L'aspect le plus pernicieux de ce classement est ensuite qu'il représente une certaine vision de ce que doit être une « bonne » université, vision qui n'est pas forcément universelle, loin de là. Si l'on observe les critères du classement de Shanghai, on peut en conclure que du point de vue du président de l'université Jiao Tong, une bonne université est une université :
  • qui a formé des chercheurs ayant ensuite remporté le prix Nobel ou la médaille Fields,
  • qui emploie actuellement des chercheurs ayant ensuite remporté le prix Nobel ou la médaille Fields,
  • qui emploie des chercheurs très cités dans leur discipline,
  • qui publie beaucoup, mais uniquement dans Nature et dans Science,
  • qui est beaucoup citée dans Science citation index et Art & Humanities citation index.
Il apparaît rapidement que ces critères contribuent à former une simple évaluation de surface et ne sont certainement pas pertinents pour déterminer à quel point un établissement rempli ses missions. D'autant que les missions dédiées à l'université sont dépendantes des choix politiques de chaque état. Par exemple, en France, la performance d'une université en terme d'enseignement est évaluée par son taux de réussite aux niveaux Licence, Master, Doctorat, par le taux (et la qualité) d'insertion professionnelle à 1 an pour les étudiants ayant quitté l'établissement après leur diplôme et par le taux de poursuite d'études après certaines formations. Autant de critères qui visiblement n'intéressent par l'université Jiao Tong qui ne semble vouloir que former quelques futurs Nobel, quitte à laisser pour cela une cohorte d'étudiants non diplômés en bout de chaîne. Du coté de la recherche, la restriction si forte à deux revues d'excellence (et ces derniers temps un peu chahutées) et aux distinctions les plus prestigieuses (souvent décernées 10 à 20 ans après les travaux qui les ont méritées) tient de coté l'immense majorité de l'activité scientifique, et oublie des disciplines entières (dont toutes les sciences humaines, sociales, juridiques, etc).

Le classement de Shanghai devrait donc rester ce qu'il a toujours été : un outil permettant au président d'une université précise d'identifier des partenaires de travail intéressants au regard de la politique de son établissement.

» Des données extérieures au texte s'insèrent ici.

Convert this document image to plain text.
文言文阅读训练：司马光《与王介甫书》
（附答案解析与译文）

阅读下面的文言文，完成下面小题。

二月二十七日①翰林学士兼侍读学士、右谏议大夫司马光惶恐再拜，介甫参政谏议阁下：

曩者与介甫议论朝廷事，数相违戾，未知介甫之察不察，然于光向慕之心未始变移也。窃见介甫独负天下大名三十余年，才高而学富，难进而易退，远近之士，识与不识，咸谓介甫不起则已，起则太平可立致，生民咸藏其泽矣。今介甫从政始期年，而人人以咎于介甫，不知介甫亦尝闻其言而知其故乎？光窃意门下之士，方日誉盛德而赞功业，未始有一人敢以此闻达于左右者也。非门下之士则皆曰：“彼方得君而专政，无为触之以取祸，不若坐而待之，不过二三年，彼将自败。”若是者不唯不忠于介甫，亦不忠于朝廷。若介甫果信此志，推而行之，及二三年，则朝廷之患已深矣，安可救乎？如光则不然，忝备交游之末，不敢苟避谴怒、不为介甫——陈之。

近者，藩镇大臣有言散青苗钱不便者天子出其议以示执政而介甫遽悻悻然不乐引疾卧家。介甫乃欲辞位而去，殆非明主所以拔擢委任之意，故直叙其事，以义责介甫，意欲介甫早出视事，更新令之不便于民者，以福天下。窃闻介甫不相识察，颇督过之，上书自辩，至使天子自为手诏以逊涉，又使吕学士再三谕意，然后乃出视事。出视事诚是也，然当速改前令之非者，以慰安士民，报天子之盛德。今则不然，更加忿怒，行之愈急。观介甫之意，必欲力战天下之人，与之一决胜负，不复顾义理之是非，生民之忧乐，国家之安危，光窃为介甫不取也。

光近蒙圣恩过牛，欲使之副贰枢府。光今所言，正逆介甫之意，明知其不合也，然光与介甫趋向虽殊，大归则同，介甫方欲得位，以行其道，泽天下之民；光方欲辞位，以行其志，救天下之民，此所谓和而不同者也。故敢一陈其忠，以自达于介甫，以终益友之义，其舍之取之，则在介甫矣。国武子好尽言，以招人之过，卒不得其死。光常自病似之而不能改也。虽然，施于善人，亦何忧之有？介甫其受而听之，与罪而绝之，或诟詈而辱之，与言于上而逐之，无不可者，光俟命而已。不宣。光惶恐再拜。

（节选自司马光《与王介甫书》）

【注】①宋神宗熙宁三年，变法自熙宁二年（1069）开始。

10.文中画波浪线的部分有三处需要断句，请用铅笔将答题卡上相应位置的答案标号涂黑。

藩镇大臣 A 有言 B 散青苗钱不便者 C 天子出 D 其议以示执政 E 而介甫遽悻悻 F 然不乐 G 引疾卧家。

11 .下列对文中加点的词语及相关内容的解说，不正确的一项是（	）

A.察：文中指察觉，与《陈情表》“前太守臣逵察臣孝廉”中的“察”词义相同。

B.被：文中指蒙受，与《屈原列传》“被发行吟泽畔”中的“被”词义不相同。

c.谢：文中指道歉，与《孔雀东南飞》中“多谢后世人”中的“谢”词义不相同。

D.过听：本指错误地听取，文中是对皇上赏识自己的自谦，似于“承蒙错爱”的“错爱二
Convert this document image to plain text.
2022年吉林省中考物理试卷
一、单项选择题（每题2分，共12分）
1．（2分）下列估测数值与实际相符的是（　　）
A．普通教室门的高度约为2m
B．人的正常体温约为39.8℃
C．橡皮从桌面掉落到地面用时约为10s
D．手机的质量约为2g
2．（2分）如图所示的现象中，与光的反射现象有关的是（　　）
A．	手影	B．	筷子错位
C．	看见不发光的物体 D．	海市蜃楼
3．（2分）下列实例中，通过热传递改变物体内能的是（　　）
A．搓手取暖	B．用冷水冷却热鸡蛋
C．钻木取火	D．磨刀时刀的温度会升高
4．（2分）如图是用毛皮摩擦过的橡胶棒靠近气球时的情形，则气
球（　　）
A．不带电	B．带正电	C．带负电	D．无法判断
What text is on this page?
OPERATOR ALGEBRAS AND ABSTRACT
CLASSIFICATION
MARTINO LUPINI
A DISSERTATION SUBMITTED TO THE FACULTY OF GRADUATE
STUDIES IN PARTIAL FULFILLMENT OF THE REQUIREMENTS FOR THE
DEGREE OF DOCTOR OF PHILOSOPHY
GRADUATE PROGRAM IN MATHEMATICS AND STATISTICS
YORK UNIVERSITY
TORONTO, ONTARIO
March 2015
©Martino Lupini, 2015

Vouloir s'en servir comme classement mondial des performances universitaires et des performances des politiques publiques est une erreur qui ne peut conduire qu'à des décisions inappropriées aux situations locales et à des biais de perception sur le rôle de l'université dans la vie civile. Manque de chance, les médias se sont emparés de ce classement et le récitent chaque année à l'envie, sans être dissuadés par les problèmes de critères et de méthodologie qu'ils pensent pourtant souvent à rappeler. Voici donc nos décideurs poussés à entreprendre des politiques universitaires dont ils savent qu'elles seront évaluées à travers l'évolution annuelle de ce classement, pour le meilleur et pour le pire.

Bien entendu, nous pourrions décider d'entreprendre un autre classement ou indicateur, et il en existe déjà, comme le QS World University Rankings ou le Times Higher Education World University Rankings. Mais nous savons déjà à quel point il est difficile de mettre en place et diffuser un nouveau standard de classement/évaluation quand il existe déjà un outil rapide et simple à comprendre (même si cruellement imparfait) à portée de main. Reste donc à trouver un moyen de continuer à remplir efficacement nos missions et faire notre travail tout en apportant satisfaction relative aux critères du classement dominant de l'époque.

Ceci dit, j'aimerais bien voir ce que l'on arriverait à faire en France si on avait le taux d'encadrement et le budget par étudiant d'un établissement comme Harvard.